The point is that you don't need the very latest version. The 20 years old version is enough.

XPath 1.0 is a pain to write queries for. XPath 2.0 adds features that make it easier to write queries. XPath 3.1 adds support for maps, arrays, and JSON.

And the default Python XPath support is severely limited, not even a full 1.0 implementation. You can't use the Python XPath support to do things like `element[contains(@attribute, 'value')]` so you need to include an external library to implement XPath.


Its used plenty in legacy systems that are still around.

XPath is used in processing XML (JATS and other publishing/standards XML files) and can be used to proces HTML content.

RDF and the related standards are still used in some areas.
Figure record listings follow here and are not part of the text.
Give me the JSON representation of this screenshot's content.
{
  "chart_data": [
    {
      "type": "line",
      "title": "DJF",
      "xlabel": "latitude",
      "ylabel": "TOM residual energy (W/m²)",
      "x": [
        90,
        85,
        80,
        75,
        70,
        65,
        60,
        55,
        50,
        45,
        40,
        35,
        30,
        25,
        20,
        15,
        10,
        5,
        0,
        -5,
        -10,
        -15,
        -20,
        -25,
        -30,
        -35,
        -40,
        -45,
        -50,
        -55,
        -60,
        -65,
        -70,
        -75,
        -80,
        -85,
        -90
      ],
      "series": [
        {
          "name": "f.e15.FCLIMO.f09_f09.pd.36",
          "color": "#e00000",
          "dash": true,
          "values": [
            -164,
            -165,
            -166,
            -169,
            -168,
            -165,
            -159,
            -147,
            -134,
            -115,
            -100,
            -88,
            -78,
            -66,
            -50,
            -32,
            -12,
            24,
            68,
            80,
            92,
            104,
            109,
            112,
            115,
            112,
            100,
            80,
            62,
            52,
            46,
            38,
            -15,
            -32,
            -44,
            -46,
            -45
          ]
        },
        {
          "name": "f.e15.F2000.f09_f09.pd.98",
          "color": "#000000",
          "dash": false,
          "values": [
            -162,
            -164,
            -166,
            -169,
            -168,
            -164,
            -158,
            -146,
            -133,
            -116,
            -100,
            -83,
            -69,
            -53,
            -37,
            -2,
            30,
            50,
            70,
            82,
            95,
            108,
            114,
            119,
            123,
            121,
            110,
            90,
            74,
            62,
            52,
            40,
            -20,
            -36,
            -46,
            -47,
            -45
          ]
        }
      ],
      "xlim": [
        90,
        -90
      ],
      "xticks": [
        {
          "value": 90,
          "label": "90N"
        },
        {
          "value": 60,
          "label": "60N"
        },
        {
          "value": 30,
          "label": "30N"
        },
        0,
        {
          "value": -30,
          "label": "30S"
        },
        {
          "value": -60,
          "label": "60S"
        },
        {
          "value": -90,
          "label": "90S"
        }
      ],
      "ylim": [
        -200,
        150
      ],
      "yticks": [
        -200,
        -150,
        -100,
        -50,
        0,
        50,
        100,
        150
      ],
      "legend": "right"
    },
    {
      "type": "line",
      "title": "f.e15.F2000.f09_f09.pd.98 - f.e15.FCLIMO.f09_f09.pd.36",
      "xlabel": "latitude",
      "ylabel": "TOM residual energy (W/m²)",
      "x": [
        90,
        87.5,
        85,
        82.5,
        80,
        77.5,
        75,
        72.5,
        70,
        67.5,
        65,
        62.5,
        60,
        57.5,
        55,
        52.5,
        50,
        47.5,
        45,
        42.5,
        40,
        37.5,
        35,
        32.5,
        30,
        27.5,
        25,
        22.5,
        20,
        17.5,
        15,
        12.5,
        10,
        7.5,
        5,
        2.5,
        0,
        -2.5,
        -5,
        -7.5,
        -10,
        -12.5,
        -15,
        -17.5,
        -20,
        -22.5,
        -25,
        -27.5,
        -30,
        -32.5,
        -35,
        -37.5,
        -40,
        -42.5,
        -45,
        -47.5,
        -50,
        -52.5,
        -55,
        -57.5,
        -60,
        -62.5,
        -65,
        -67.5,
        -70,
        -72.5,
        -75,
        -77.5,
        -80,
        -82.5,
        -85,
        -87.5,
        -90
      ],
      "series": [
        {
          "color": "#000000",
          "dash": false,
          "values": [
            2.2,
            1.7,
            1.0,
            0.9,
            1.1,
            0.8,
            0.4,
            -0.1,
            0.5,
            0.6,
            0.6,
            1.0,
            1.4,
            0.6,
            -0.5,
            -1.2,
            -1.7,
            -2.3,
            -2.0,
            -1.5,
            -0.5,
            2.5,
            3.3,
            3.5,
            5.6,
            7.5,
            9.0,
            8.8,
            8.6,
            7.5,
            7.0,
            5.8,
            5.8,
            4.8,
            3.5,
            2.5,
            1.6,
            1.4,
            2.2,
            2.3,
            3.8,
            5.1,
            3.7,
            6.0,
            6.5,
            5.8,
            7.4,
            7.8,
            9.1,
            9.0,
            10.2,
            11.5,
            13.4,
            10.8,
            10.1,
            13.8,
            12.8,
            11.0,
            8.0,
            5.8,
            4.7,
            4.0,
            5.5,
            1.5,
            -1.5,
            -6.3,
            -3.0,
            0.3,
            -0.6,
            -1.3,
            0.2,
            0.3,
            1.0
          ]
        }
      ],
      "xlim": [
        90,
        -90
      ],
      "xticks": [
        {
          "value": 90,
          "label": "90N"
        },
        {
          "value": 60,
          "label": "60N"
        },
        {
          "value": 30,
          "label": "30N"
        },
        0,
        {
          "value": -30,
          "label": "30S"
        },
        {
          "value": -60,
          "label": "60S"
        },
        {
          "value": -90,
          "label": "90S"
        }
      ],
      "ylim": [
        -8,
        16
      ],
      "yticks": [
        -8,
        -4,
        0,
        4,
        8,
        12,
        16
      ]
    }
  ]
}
If the "Batteries Included" standard library ignores these then those standards will need an external library to support them.

Schema.org is used by Google and other search engines to describe content on the page such as breadcrumbs, publications, paywalled content, cinema screenings, etc. If you are generating websites then you need to produce schema.org metadata to improve the SEO.

Did you notice that a new PNG standard was released in 2025 (last year, with a working draft in 2022) adding support for APNG, HDR, and Exif metadata? Yes, it hasn't changed frequently, but it does change. So if you have PNG support in the standard library you need to update it to support those changes.

And if HTML support is optional then you will need an external library to support it. Hence a "Batteries Included" standard library being incomplete.


glaciers change faster than HTML

because there is more human effort

Oof, I honestly hadn't considered that.